History Day Winners: 8th-graders on the Lincolns

September 9, 2014

NHD_logoThree 8th-grade students at the Open World Learning Community school in St. Paul, Minnesota–Sam Dale-Gau, Bjorn Holm, and Eli Sage-Martinson–placed fifth at the National History Day Finals in the category of Junior Group Documentary for their work on the history of the Abraham Lincoln Brigade. The three produced a short documentary film based on archival research and interviews. The Finals were held June 15-19 in Washington DC. Here’s their report (slightly abridged).

Sam, Eli and Bjorn

Sam, Eli and Bjorn

At the beginning of the year we spent nearly a month attempting to settle on a topic. One day while we were researching, we came across an interesting website pertaining to the Spanish Civil War. We were amazed by the sacrifice the Brigade made for what they believed in and the bravery they exemplified throughout the war. We became familiar with our topic by reading online articles and public library books. Next, we took a trip to the University of Minnesota and looked at their microfilm and books to get a better idea of what was going on around the time of the Spanish Civil War. We found several professors and held email discussions about the impact of the Abraham Lincoln Brigade. We even made contact with Sebastiaan Faber, the current board chair of the Abraham Lincoln Brigade Archives, the organization established by veterans of the brigade. Through our research we found many mentions of documentaries produced about the Brigade and looked into them. We discovered some memoirs written by actual survivors of the Brigade. We took a trip to the Carleton and Wilson libraries to peruse their large newspaper archives for information from the time of the war. Finally, we watched and listened to tapes of the Brigade and CDs of their anthems that we received from Peter Rachleff, a professor at Macalester College.

The first competition was within our school. At that point we had a rough script and a good idea of where we were planning to go with it. Between then and the regional event we broadened our research to encompass two interviews and a variety of texts from the University of Minnesota. At Regionals we had a full-fledged documentary overflowing with content. Advancing from Regionals was a big relief that didn’t last long because soon we were pulled into the thrall of statewide history day. The time between Regionals and state was probably the period when our project evolved the most. We conducted an interview with another professor, were given footage of an interview with one of the veterans himself, and accessed newspaper articles from the late 1930’s. 

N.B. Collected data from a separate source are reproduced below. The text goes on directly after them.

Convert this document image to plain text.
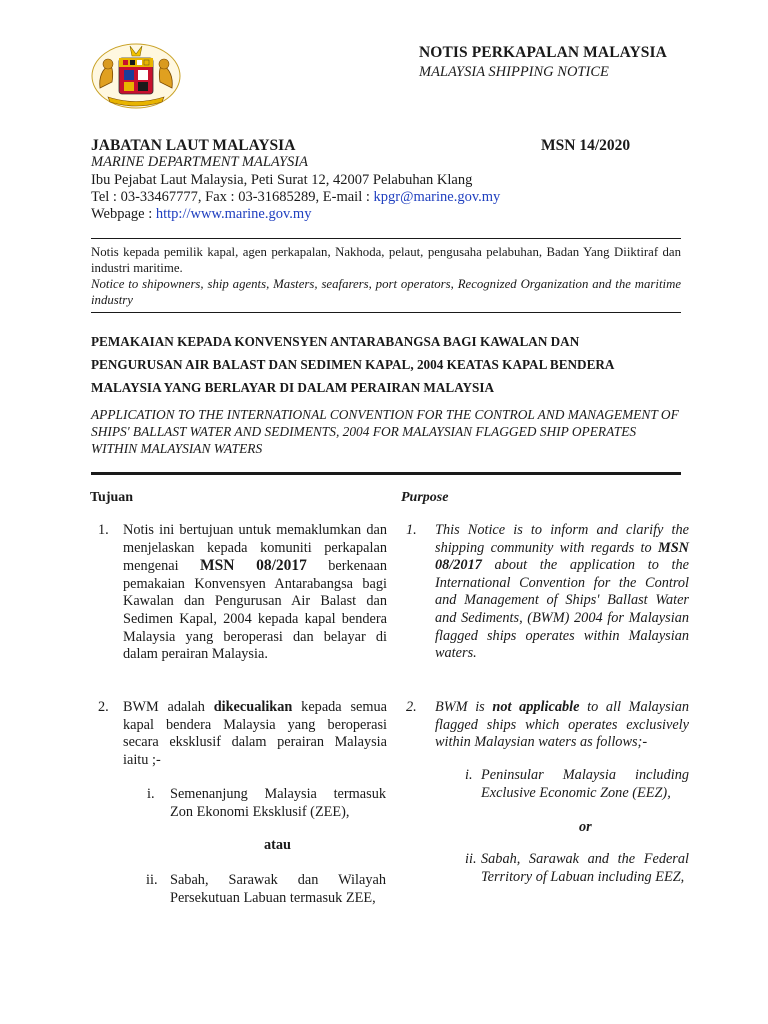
NOTIS PERKAPALAN MALAYSIA
MALAYSIA SHIPPING NOTICE
JABATAN LAUT MALAYSIA	MSN 14/2020
MARINE DEPARTMENT MALAYSIA
Ibu Pejabat Laut Malaysia, Peti Surat 12, 42007 Pelabuhan Klang
Tel : 03-33467777, Fax : 03-31685289, E-mail : kpgr@marine.gov.my
Webpage : http://www.marine.gov.my
Notis kepada pemilik kapal, agen perkapalan, Nakhoda, pelaut, pengusaha pelabuhan, Badan Yang Diiktiraf dan industri maritime.
Notice to shipowners, ship agents, Masters, seafarers, port operators, Recognized Organization and the maritime industry
PEMAKAIAN KEPADA KONVENSYEN ANTARABANGSA BAGI KAWALAN DAN
PENGURUSAN AIR BALAST DAN SEDIMEN KAPAL, 2004 KEATAS KAPAL BENDERA
MALAYSIA YANG BERLAYAR DI DALAM PERAIRAN MALAYSIA
APPLICATION TO THE INTERNATIONAL CONVENTION FOR THE CONTROL AND MANAGEMENT OF SHIPS' BALLAST WATER AND SEDIMENTS, 2004 FOR MALAYSIAN FLAGGED SHIP OPERATES WITHIN MALAYSIAN WATERS
Tujuan	Purpose
1. Notis ini bertujuan untuk memaklumkan dan menjelaskan kepada komuniti perkapalan mengenai MSN 08/2017 berkenaan pemakaian Konvensyen Antarabangsa bagi Kawalan dan Pengurusan Air Balast dan Sedimen Kapal, 2004 kepada kapal bendera Malaysia yang beroperasi dan belayar di dalam perairan Malaysia.
1. This Notice is to inform and clarify the shipping community with regards to MSN 08/2017 about the application to the International Convention for the Control and Management of Ships' Ballast Water and Sediments, (BWM) 2004 for Malaysian flagged ships operates within Malaysian waters.
2. BWM adalah dikecualikan kepada semua kapal bendera Malaysia yang beroperasi secara eksklusif dalam perairan Malaysia iaitu ;-
2. BWM is not applicable to all Malaysian flagged ships which operates exclusively within Malaysian waters as follows;-
i. Semenanjung Malaysia termasuk Zon Ekonomi Eksklusif (ZEE),
atau
ii. Sabah, Sarawak dan Wilayah Persekutuan Labuan termasuk ZEE,
i. Peninsular Malaysia including Exclusive Economic Zone (EEZ),
or
ii. Sabah, Sarawak and the Federal Territory of Labuan including EEZ,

We arrived at the state competition feeling confident and prepared to compete. The film played well and it seemed as if our judges enjoyed it, the interview also went flawlessly. After waiting for what seemed like eternity, we walked to another building on campus to discover that we had made finals. This meant we would have to show our documentary one more time, and would also be competing to attend Nationals in Washington D.C. After an hour and a half of nervous fidgeting and frequent bathroom breaks, our names were announced as first place winners of the junior group documentary division! This meant we would be attending Nationals in June.

As Nationals neared we hurried to record our newly edited script and edit the documentary. The time we did spend competing was intense and nerve wracking. Like at State, we did well in the first round and came away feeling confident. Later that day, the results were posted on three large TVs and we found out that we had made the National finals! This meant the same as State, we would present our project one more time. It went well and we watched other competitors documentary’s and began to feel less confident. Then, out of nowhere, it was time for the awards ceremony. Amidst all the excitement and state pride, we nervously fiddled with our backpacks, phones, shirts, pants, you name it. Then, we were up, “Junior group documentary.” First place went by, second, then third, our names were not called. Our state coordinator came up to us afterward and told us we had gotten 5th place, not bad. Overall, History Day was a amazing experience that united us with some of the best people we had ever met. And we believe it will prepare us for college and life beyond.